As this has not been done before, either in English or in any Continental language, my book is certainly not free from the crudeness and inadvertences which are inseparable from pioneer efforts of this nature. Nevertheless it is with complete confidence, and a deep conviction of its necessity, that I now see it go to print; for, even if here and there its adventurous spirit may ultimately require modification, I feel certain that, in the main, time itself, together with the help of other writers, will fully confirm its general thesis, if I should be unable to do so.

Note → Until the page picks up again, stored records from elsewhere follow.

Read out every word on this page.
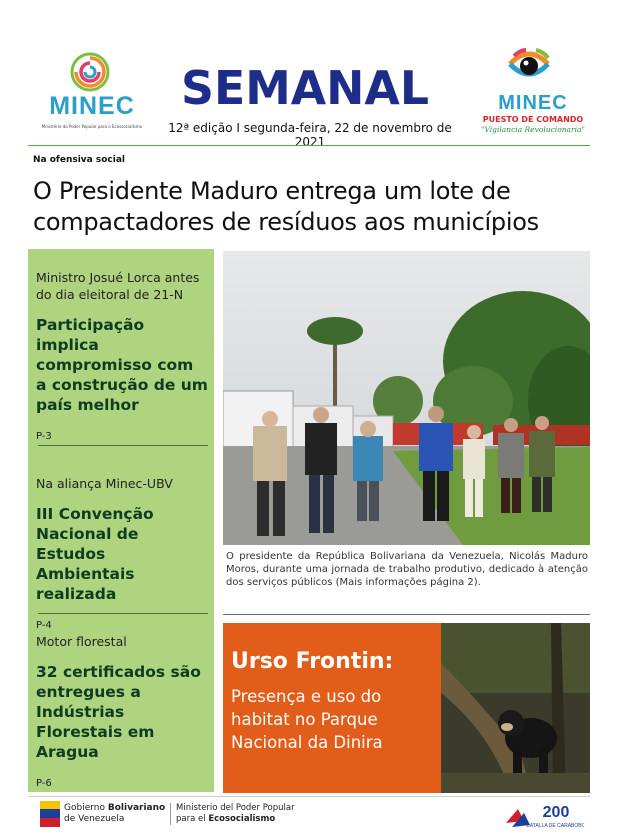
MINEC
Ministério do Poder Popular para o Ecossocialismo
SEMANAL
12ª edição I segunda-feira, 22 de novembro de 2021
MINEC
PUESTO DE COMANDO
"Vigilancia Revolucionaria"
Na ofensiva social
O Presidente Maduro entrega um lote de compactadores de resíduos aos municípios
Ministro Josué Lorca antes do dia eleitoral de 21-N
Participação implica compromisso com a construção de um país melhor
P-3
Na aliança Minec-UBV
III Convenção Nacional de Estudos Ambientais realizada
P-4
Motor florestal
32 certificados são entregues a Indústrias Florestais em Aragua
P-6

O presidente da República Bolivariana da Venezuela, Nicolás Maduro Moros, durante uma jornada de trabalho produtivo, dedicado à atenção dos serviços públicos (Mais informações página 2).

Urso Frontin:
Presença e uso do habitat no Parque Nacional da Dinira
Gobierno Bolivariano
de Venezuela
Ministerio del Poder Popular
para el Ecosocialismo	200
BATALLA DE CARABOBO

Sooner or later it will be brought home to us in Europe that we cannot with impunity foster and cultivate vulgarity and mob qualities in our architecture, our sculpture, our painting, our music and literature, without paying very dearly for these luxuries in our respective national politics, in our family institutions, and even in our physique. To connect all these things together, and to show their inevitable interdependence, would be a perfectly possible though arduous undertaking. In any case, this is not quite the task I have set myself in this work. I have indeed shown that to bestow admiration on a work of extreme democratic painting and at the same time to be convinced of the value of an aristocratic order of society, is to be guilty of a confusion of ideas which ultimately can lead only to disastrous results in practical life; but further than this I have not gone, simply because the compass of these lectures did not permit of my so doing.